Many factors contributed to the team’s poor showing but sometimes analytics can leave one wondering how numbers could show one thing, yet the result is something different.
Take for example wRC+ which is weighted runs created plus. It takes into account the statistic of runs created but factors in things such as trends in the league and ballpark effects. In total, the numbers, a hitter with a wRC+ of 100 is considered average.
The Chicago White Sox needs to produce much more offense next season.
As a team, the White Sox were tied for 16th in baseball with a wRC+ of 99. They were tied with the Baltimore Orioles and the American League Central Division champion Cleveland Guardians who finished 11 games up on the White Sox.
In terms of total runs, the White Sox were 19th in baseball at 686 while the Guardians were tied for 15th with the Colorado Rockies at 698. Of the playoff teams this year, the Tampa Bay Rays were the lowest-scoring team with 666 runs (21st overall) yet were tied for 14th with the San Francisco Giants with a wRC+ of 101.
The top five teams in runs scored were the Los Angeles Dodgers (847), New York Yankees (807), Atlanta Braves (789), Toronto Blue Jays (775), and New York Mets and Saint Louis Cardinals (both at 772).

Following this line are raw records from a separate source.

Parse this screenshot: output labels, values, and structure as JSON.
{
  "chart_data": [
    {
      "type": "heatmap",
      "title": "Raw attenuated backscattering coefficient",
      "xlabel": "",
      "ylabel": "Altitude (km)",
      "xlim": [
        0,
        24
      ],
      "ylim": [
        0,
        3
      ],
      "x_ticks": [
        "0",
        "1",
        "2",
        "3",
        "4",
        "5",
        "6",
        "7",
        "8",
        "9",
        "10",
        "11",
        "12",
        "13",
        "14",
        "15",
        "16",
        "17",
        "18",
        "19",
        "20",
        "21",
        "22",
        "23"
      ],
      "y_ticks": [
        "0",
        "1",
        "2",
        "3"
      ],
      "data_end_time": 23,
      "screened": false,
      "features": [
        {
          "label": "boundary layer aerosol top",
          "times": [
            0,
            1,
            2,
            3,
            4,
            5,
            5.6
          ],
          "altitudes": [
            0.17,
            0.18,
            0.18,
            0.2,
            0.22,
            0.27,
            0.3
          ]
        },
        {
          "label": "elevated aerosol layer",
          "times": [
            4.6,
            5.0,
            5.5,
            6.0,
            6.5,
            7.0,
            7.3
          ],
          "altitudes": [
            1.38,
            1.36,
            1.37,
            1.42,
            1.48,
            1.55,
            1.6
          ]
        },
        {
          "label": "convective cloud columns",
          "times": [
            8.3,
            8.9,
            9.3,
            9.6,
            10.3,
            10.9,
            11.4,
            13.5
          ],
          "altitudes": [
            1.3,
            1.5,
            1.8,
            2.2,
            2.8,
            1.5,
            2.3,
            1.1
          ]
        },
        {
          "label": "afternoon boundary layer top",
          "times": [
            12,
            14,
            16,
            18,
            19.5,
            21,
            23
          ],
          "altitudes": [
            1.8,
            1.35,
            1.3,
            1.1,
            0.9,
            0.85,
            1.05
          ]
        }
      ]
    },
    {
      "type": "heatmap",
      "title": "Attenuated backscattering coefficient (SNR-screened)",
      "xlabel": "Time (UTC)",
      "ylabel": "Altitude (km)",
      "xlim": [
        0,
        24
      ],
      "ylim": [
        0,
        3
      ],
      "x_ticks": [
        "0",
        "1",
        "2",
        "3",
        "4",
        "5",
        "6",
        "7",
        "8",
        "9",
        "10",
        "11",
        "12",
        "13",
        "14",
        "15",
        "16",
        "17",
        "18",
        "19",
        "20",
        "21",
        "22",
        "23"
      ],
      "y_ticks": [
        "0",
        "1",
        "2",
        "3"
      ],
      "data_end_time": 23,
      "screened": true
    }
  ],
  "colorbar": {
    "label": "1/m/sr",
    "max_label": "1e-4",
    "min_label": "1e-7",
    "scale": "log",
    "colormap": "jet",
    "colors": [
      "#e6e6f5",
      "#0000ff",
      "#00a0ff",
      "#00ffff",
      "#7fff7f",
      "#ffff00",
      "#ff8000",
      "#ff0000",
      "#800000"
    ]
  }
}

The Dodgers were tops in wRC+ at 119 followed by the Blue Jays (117), Mets (116), Yankees (115), and Cardinals (114).
Where some head-scratching comes in for the White Sox is in how a number of their starters fared in wRC+ yet the team finished average at best in the category and in the bottom half of the majors in total runs.
Using 350 At Bats as a benchmark, according to fangraphs.com, Jose Abreu was the highest-ranked White Sox player amongst all players, finishing 26th with a wRC+ of 137. By comparison, Aaron Judge led the majors at 207 followed by Yordan Alverez at 185.
Four other White Sox players finished with a wRC+ of 100 or better and they are Andrew Vaughn (113), Luis Robert (111), Elvis Andrus (105), and Gavin Sheets (100). Eloy Jimenez posted a 144 wRC+ in 84 games and Tim Anderson finished with 110 in 79 games.
Even Josh Harrison and AJ Pollock were near average as each finished with a 98 and 92 respectively. Well below average was Yoan Moncada at 76 and Yasmani Grandal at 68.
That’s what makes what happened to the White Sox so frustrating from an offensive standpoint. Injuries and a lack of home run power were factors in the team not performing better. But based on the numbers, the team had half its batting order creating runs at an average to an above-average level.
Come contract negotiating time, players will, or should, use that stat if it plays in their favor. That is according to Minnesota Twins shortstop Carlos Correa who believes wRC+ and Weighted on Base Average are key stats players need to consider if they are looking for a nice payday.
"“When I go into a clubhouse right, the first thing I tell players is, ‘You wanna make “X” amount of money?’ ” At that point, I already got them and you start explaining the analytics and how GMs think and what they look at.“They’re the ones giving us a contract.” Correa added, “The owners, the GMs, they’re the ones making the decisions. So, we gotta play to what they like, what they want to see, what they want in a player to help them win championships.”"
The White Sox offense should have been better than it was but heading into next season it will have to be better than average if they hope to make a title run.